Jeff Butler was wearing waders when he got out of his canoe at the Marine on St. Croix canoe landing on Wednesday, testament to a morning spent dragging his canoe through shallow water. His beard looked bushier than last time I saw him. His face was tanned.
But more than anything, he carried the river in his presence. A week and a half floating down the St. Croix by himself had soaked in Jeff’s bones. He moved at its pace wherever he went.
His arrival was greeted by a dozen or so well-wishers, as well as the masterful painter Kami Mendlik standing at her easel, finishing a canvas she had been working on all morning, only needing the lone canoeist’s arrival to complete it. The bright yellows and greens on the banks shimmered in reflections on the glassy water.
The “St. Croix 11 a.m. breeze,” as Kami called it, was just starting to roughen the surface of the river.
The river has a certain power that can only be felt after following it for several days. The St. Croix is a National Park 250 miles long, including the Namekagon, and its scale must be experienced at its own pace. Days of watching the banks and the river go by, moving at its pace, will begin to merge the person and the current.
This was visible in Jeff’s face and his walk, his voice and his thoughts.
Ten days after launching in Solon Springs, 100 miles to the north, Jeff was nearing the end of the trip. He would enter the busier stretch of the river near Stillwater that night. He will arrive in Prescott tomorrow morning, Saturday, May 15, when there will be root beer floats at Freedom Park, starting at 10 a.m.
There were several members of Jeff’s family, representatives of the North Woods and Waters of the St. Croix Heritage Area, and others on hand to great Jeff, hear stories, and share the moment. The Mill Stream, which once powered the first sawmill on the St. Croix, rushed down its last feet to the river nearby.
After Kami wrapped up work on her painting for the time being, the group walked up to the Brookside Bar & Grill, where they found food and drink, the Mill Stream still within earshot. Conversation ranged from the magic of rivers to old family stories.
Jeff’s trip is in honor of his brother Dick, who passed away in January, and had hoped to join Jeff on the trip. All the surviving siblings had met Jeff that morning at Osceola Landing, traveling from as far as Northfield and Bemidji, and paddled down the river with him to Marine. It was a beautiful, calm morning, and they had all been reconnected like only the river could.
The effect of the river on Jeff was best understood through the stories he told from his time on the river. There had been many mornings when he paddled near shore to enjoy the reflection of bright green trees. Close encounters with swans. Rapids and side channels. History and memories.
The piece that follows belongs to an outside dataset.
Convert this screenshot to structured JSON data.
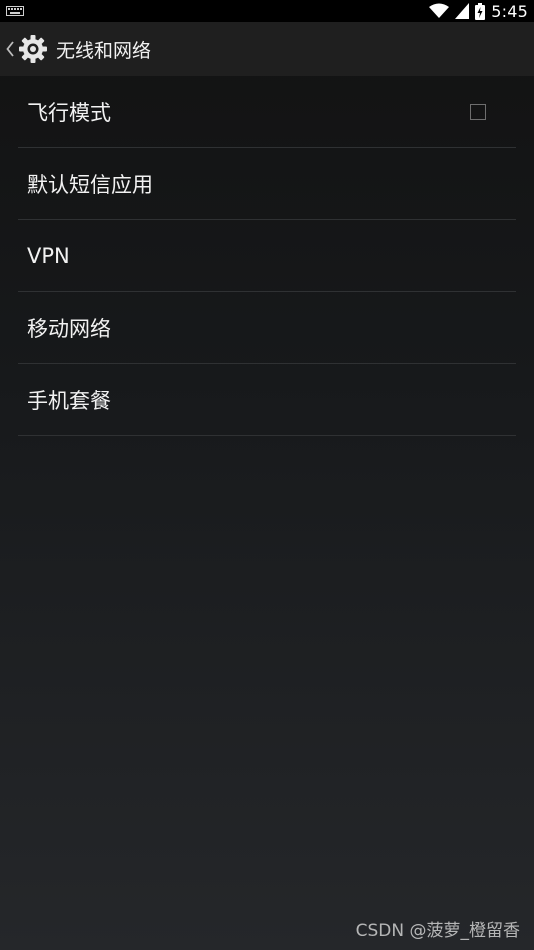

The river is uncharacteristically low for this time of year, and he’d had some struggles, but each day was filled with moments of beauty and adventure. Jeff will share some of those stories with St. Croix 360 after he compiles his notes and journals from the trip. He will also hopefully share the tale of the whole trip in some form soon.
After lunch, the siblings wished each other a long goodbye on the river bank. I pushed off with my kayak to wait, planning to paddle a short ways down the river with Jeff. The river banks have been a glorious green all week, the sky was blue, and even though it was afternoon, it felt like morning.
I’ve paddled with Jeff once or twice before, spent time along rivers with him, particularly as part of his past work organizing river trips for veterans. This day, we got to follow the St. Croix for three miles, leaving Marine on St. Croix behind, entering the broad valley where the Apple River enters. It’s not a stretch Jeff knows as well as the upper rivers, and I tried to give him pointers for things to see, shallows to avoid.
A shared a few more stories, about near misses and minor mishaps, about the previous night on Peaslee Lake when beavers slapped their tales all night, scaring off any fish that might have been there, and punctuating Jeff’s sleep.
We talked a little more about the power and magic of the river. It puts a person in perspective.
When it was time for me to turn off and head home, we talked another minute, a few feet apart in our boats in the middle of the channel. He planned to paddle into dusk that night, enjoying the special feeling of being on the water as darkness fell.
I wished Jeff well and said goodbye, and he turned and headed downstream again.